Clinging to the coattails of household names in alien horror like Alien
comes Life - a brainchild of director Daniel Espinosa, and a movie that envisions a terrifying possibility for the future of mankind's space explorations in a rather poorly executed way.
Life follows a crew of six, comprising Sho Murakami (Hiroyuki Sanada), Rory Adams (Ryan Reynolds), Miranda North (Rebecca Ferguson), David Jordan (Jake Gyllenhaal) and Hugh Derry (Ariyon Bakare) and Ekaterina Golovkina (Olga Dihovichnaya), the latter being the leader, aboard the International Space Station (ISS) preparing to get hold of a Martian sample containing the first definitive proof of extra-terrestrial life.
By simulating conditions of prehistoric Earth, Hugh manages to bring the isolated microorganism out of hibernation. Celebration ensues and the wee alien is named Calvin (they could have gone with Mars Menace 8000, but no, they name the first alien ever with the most unassuming name ever - go figure).

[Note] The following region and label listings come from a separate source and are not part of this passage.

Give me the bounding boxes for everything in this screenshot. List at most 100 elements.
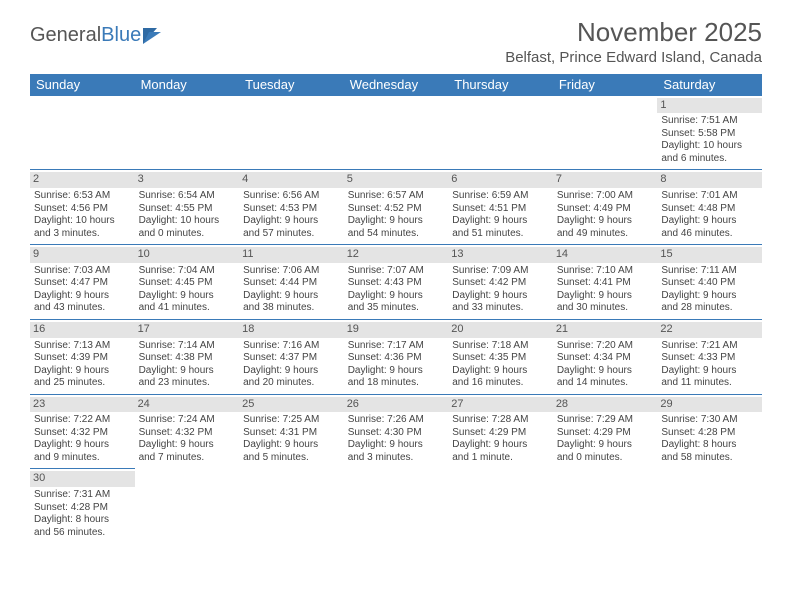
day-number: 12 <box>344 247 449 263</box>
day-number: 1 <box>657 98 762 114</box>
header-row: GeneralBlue November 2025 Belfast, Princ… <box>30 18 762 66</box>
calendar-cell: 4Sunrise: 6:56 AMSunset: 4:53 PMDaylight… <box>239 170 344 245</box>
calendar-cell: 15Sunrise: 7:11 AMSunset: 4:40 PMDayligh… <box>657 245 762 320</box>
sunset-text: Sunset: 4:35 PM <box>452 352 549 365</box>
sunrise-text: Sunrise: 7:07 AM <box>348 265 445 278</box>
sunrise-text: Sunrise: 7:29 AM <box>557 414 654 427</box>
daylight1-text: Daylight: 9 hours <box>661 365 758 378</box>
sunset-text: Sunset: 4:48 PM <box>661 203 758 216</box>
calendar-cell <box>135 95 240 170</box>
daylight2-text: and 3 minutes. <box>348 452 445 465</box>
sunset-text: Sunset: 4:43 PM <box>348 277 445 290</box>
calendar-week-row: 16Sunrise: 7:13 AMSunset: 4:39 PMDayligh… <box>30 319 762 394</box>
weekday-header: Monday <box>135 74 240 96</box>
sunset-text: Sunset: 4:38 PM <box>139 352 236 365</box>
calendar-week-row: 2Sunrise: 6:53 AMSunset: 4:56 PMDaylight… <box>30 170 762 245</box>
calendar-cell: 28Sunrise: 7:29 AMSunset: 4:29 PMDayligh… <box>553 394 658 469</box>
calendar-table: SundayMondayTuesdayWednesdayThursdayFrid… <box>30 74 762 544</box>
calendar-cell: 13Sunrise: 7:09 AMSunset: 4:42 PMDayligh… <box>448 245 553 320</box>
sunset-text: Sunset: 4:49 PM <box>557 203 654 216</box>
day-number: 6 <box>448 172 553 188</box>
daylight1-text: Daylight: 10 hours <box>34 215 131 228</box>
brand-part2: Blue <box>101 24 141 47</box>
daylight2-text: and 9 minutes. <box>34 452 131 465</box>
daylight1-text: Daylight: 9 hours <box>243 365 340 378</box>
daylight2-text: and 18 minutes. <box>348 377 445 390</box>
day-number: 26 <box>344 397 449 413</box>
calendar-cell: 6Sunrise: 6:59 AMSunset: 4:51 PMDaylight… <box>448 170 553 245</box>
day-number: 8 <box>657 172 762 188</box>
daylight2-text: and 41 minutes. <box>139 302 236 315</box>
daylight1-text: Daylight: 9 hours <box>139 439 236 452</box>
sunset-text: Sunset: 4:29 PM <box>452 427 549 440</box>
day-number: 5 <box>344 172 449 188</box>
calendar-cell: 30Sunrise: 7:31 AMSunset: 4:28 PMDayligh… <box>30 469 135 543</box>
daylight1-text: Daylight: 9 hours <box>452 365 549 378</box>
sunset-text: Sunset: 4:55 PM <box>139 203 236 216</box>
weekday-header: Saturday <box>657 74 762 96</box>
calendar-cell: 2Sunrise: 6:53 AMSunset: 4:56 PMDaylight… <box>30 170 135 245</box>
calendar-cell: 3Sunrise: 6:54 AMSunset: 4:55 PMDaylight… <box>135 170 240 245</box>
daylight2-text: and 28 minutes. <box>661 302 758 315</box>
day-number: 23 <box>30 397 135 413</box>
day-number: 14 <box>553 247 658 263</box>
daylight2-text: and 7 minutes. <box>139 452 236 465</box>
calendar-cell <box>135 469 240 543</box>
calendar-cell <box>448 95 553 170</box>
calendar-week-row: 9Sunrise: 7:03 AMSunset: 4:47 PMDaylight… <box>30 245 762 320</box>
sunset-text: Sunset: 4:31 PM <box>243 427 340 440</box>
sunrise-text: Sunrise: 6:57 AM <box>348 190 445 203</box>
daylight1-text: Daylight: 9 hours <box>348 215 445 228</box>
sunset-text: Sunset: 4:32 PM <box>139 427 236 440</box>
day-number: 3 <box>135 172 240 188</box>
calendar-cell <box>344 469 449 543</box>
calendar-week-row: 1Sunrise: 7:51 AMSunset: 5:58 PMDaylight… <box>30 95 762 170</box>
sunset-text: Sunset: 4:29 PM <box>557 427 654 440</box>
daylight1-text: Daylight: 9 hours <box>243 215 340 228</box>
daylight2-text: and 25 minutes. <box>34 377 131 390</box>
sunrise-text: Sunrise: 7:28 AM <box>452 414 549 427</box>
daylight1-text: Daylight: 9 hours <box>34 365 131 378</box>
calendar-page: GeneralBlue November 2025 Belfast, Princ… <box>0 0 792 543</box>
calendar-cell: 17Sunrise: 7:14 AMSunset: 4:38 PMDayligh… <box>135 319 240 394</box>
daylight2-text: and 6 minutes. <box>661 153 758 166</box>
daylight1-text: Daylight: 9 hours <box>557 215 654 228</box>
daylight2-text: and 20 minutes. <box>243 377 340 390</box>
calendar-cell: 29Sunrise: 7:30 AMSunset: 4:28 PMDayligh… <box>657 394 762 469</box>
daylight1-text: Daylight: 9 hours <box>348 439 445 452</box>
sunset-text: Sunset: 4:30 PM <box>348 427 445 440</box>
calendar-cell: 21Sunrise: 7:20 AMSunset: 4:34 PMDayligh… <box>553 319 658 394</box>
sunrise-text: Sunrise: 7:00 AM <box>557 190 654 203</box>
sunrise-text: Sunrise: 7:51 AM <box>661 115 758 128</box>
daylight1-text: Daylight: 9 hours <box>452 439 549 452</box>
daylight2-text: and 38 minutes. <box>243 302 340 315</box>
calendar-cell: 20Sunrise: 7:18 AMSunset: 4:35 PMDayligh… <box>448 319 553 394</box>
sunset-text: Sunset: 4:36 PM <box>348 352 445 365</box>
day-number: 19 <box>344 322 449 338</box>
day-number: 24 <box>135 397 240 413</box>
day-number: 17 <box>135 322 240 338</box>
sunset-text: Sunset: 4:32 PM <box>34 427 131 440</box>
brand-logo: GeneralBlue <box>30 18 165 47</box>
sunset-text: Sunset: 4:44 PM <box>243 277 340 290</box>
calendar-cell <box>553 95 658 170</box>
daylight1-text: Daylight: 9 hours <box>348 365 445 378</box>
day-number: 4 <box>239 172 344 188</box>
daylight2-text: and 11 minutes. <box>661 377 758 390</box>
sunset-text: Sunset: 4:45 PM <box>139 277 236 290</box>
day-number: 15 <box>657 247 762 263</box>
sunset-text: Sunset: 4:28 PM <box>34 502 131 515</box>
daylight2-text: and 30 minutes. <box>557 302 654 315</box>
daylight2-text: and 14 minutes. <box>557 377 654 390</box>
daylight1-text: Daylight: 9 hours <box>34 439 131 452</box>
day-number: 27 <box>448 397 553 413</box>
calendar-cell: 1Sunrise: 7:51 AMSunset: 5:58 PMDaylight… <box>657 95 762 170</box>
sunset-text: Sunset: 4:53 PM <box>243 203 340 216</box>
calendar-week-row: 30Sunrise: 7:31 AMSunset: 4:28 PMDayligh… <box>30 469 762 543</box>
calendar-cell: 14Sunrise: 7:10 AMSunset: 4:41 PMDayligh… <box>553 245 658 320</box>
sunrise-text: Sunrise: 7:14 AM <box>139 340 236 353</box>
daylight1-text: Daylight: 10 hours <box>139 215 236 228</box>
sunrise-text: Sunrise: 7:26 AM <box>348 414 445 427</box>
flag-icon <box>143 28 165 44</box>
daylight2-text: and 35 minutes. <box>348 302 445 315</box>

Hugh develops an unhealthy attachment to this miniature Venomous Tentacula, treating this potentially hostile alien life form like the child he never had. You just know the situation will get out of hand, and soon enough, it does - quite literally, when Calvin crushes all the bones in Hugh's hand and wields an electric wand like a practiced fencer to break free from the shackles of Firewall 1. Honestly, the alien is made up of ever-increasing cells that can individually perform every bodily function, literally "all brain, all muscle, all eyes" - what did these astronauts expect, a harmless kitten?

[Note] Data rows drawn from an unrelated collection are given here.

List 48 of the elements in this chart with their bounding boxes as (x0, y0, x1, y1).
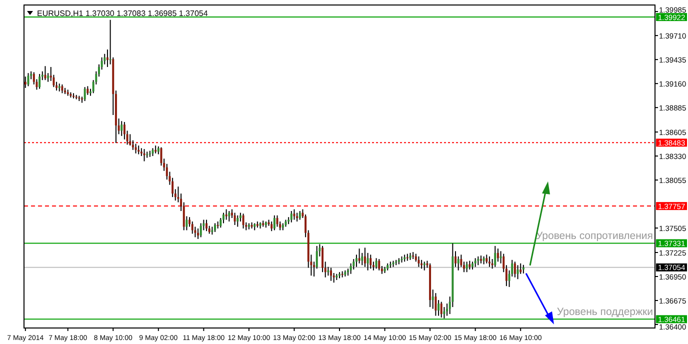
candlestick (44, 66, 46, 81)
candlestick (496, 248, 499, 262)
candlestick (273, 214, 276, 231)
candlestick (488, 256, 490, 268)
candlestick (438, 300, 440, 316)
candlestick (225, 208, 228, 220)
annotation: Уровень поддержки (556, 306, 654, 318)
candlestick (270, 220, 273, 232)
candlestick (234, 212, 236, 226)
candlestick (84, 86, 86, 102)
candlestick (418, 256, 420, 268)
candlestick (330, 267, 332, 282)
candlestick (81, 96, 83, 104)
candlestick (434, 292, 437, 316)
candlestick (134, 143, 137, 154)
candlestick (191, 220, 194, 234)
candlestick (146, 151, 148, 158)
candlestick (350, 262, 352, 274)
candlestick (454, 250, 457, 268)
candlestick (222, 212, 224, 224)
candlestick (242, 213, 244, 229)
candlestick (389, 261, 392, 268)
candlestick (494, 245, 496, 268)
candlestick (206, 219, 208, 232)
candlestick (38, 73, 41, 90)
candlestick (352, 258, 355, 270)
candlestick (440, 301, 442, 318)
candlestick (236, 214, 239, 228)
candlestick (358, 248, 360, 264)
candlestick (378, 258, 380, 271)
text: EURUSD,H1 1.37030 1.37083 1.36985 1.37054 (37, 9, 208, 18)
candlestick (514, 261, 516, 278)
candlestick (129, 134, 132, 146)
candlestick (375, 258, 378, 270)
candlestick (370, 254, 372, 270)
candlestick (466, 261, 468, 273)
candlestick (197, 228, 200, 240)
candlestick (200, 222, 202, 238)
candlestick (228, 210, 230, 222)
candlestick (366, 252, 369, 271)
candlestick (364, 247, 366, 268)
candlestick (120, 120, 123, 136)
annotation: Уровень сопротивления (536, 230, 653, 242)
candlestick (361, 252, 364, 266)
candlestick (516, 264, 519, 280)
candlestick (293, 208, 296, 220)
candlestick (457, 256, 460, 271)
candlestick (290, 210, 292, 223)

What follows is in equal parts horrifying, disgusting and thrilling. Like most horror movies, Life makes you want to scream at the characters for being so mind-numbingly stupid - and yet, despite how predictable the chain of events is, the film manages to keep you on the edge of your seat.
As Calvin not-so-Klein continues to wreak havoc on the ISS, various booby traps are laid in attempts to destroy this creature from hell, all ultimately foiled by bad luck and betrayals. With multiple gruesome deaths, the end begins to seem inevitable. A last-ditch attempt is then made to prevent Calvin from breaking Firewall 3 - i. e. to keep him away from Earth - and the final scenes admittedly give the movie a nail-biting finish. You can guess what is about to happen, but watch with bated breath to find out if your worst fears have come true.
The film is entertaining, with plenty of jump scares and close calls that turn you into a nervous wreck. It lacks substance, however - there is nothing that sets it apart from the other run-of-the-mill creature movies that Hollywood churns out. And it is a shame that the talented cast members this movie has aren't used to their full potential.
Ryan Reynolds does his fairly short role justice - his comic timing is as good as ever, and he lends a note of humour to the dark, sombre atmosphere inside the ISS. Gyllenhaal and Ferguson, on the other hand, fall rather short. Their chemistry and bond seems forced and unnatural, and Gyllenhaal is lacking in emotion and expression in his portrayal of the world-weary doctor. And Ferguson fails to display the courage and conviction of an astronaut in charge of maintaining firewalls on a deadly mission.
Bakare plays his part as Hugh well, making you feel sorry for him while simultaneously wanting to shoot him for being so blinded by the magnitude of their discovery that he puts all their lives in jeopardy. Dihovichnaya is adequate in her role as the mission leader. Sanada invokes your pity as the father of a newborn doomed to never lay eyes on his child.
The musical score suits the atmosphere of the film. While it doesn't stand out on its own, it adds to the mood of each scene and enhances the viewer's experience. The visuals of space are overwhelming and terrifying, emphasizing the insignificance of the six protagonists in their little container of metal in the gaping maw of deep space.
Life is neither a work of genius nor a milestone in its genre, but it is a fun watch for a lazy weekend night that does not take up much of your time - unless you spend hours wondering if this is what the future really holds, that is.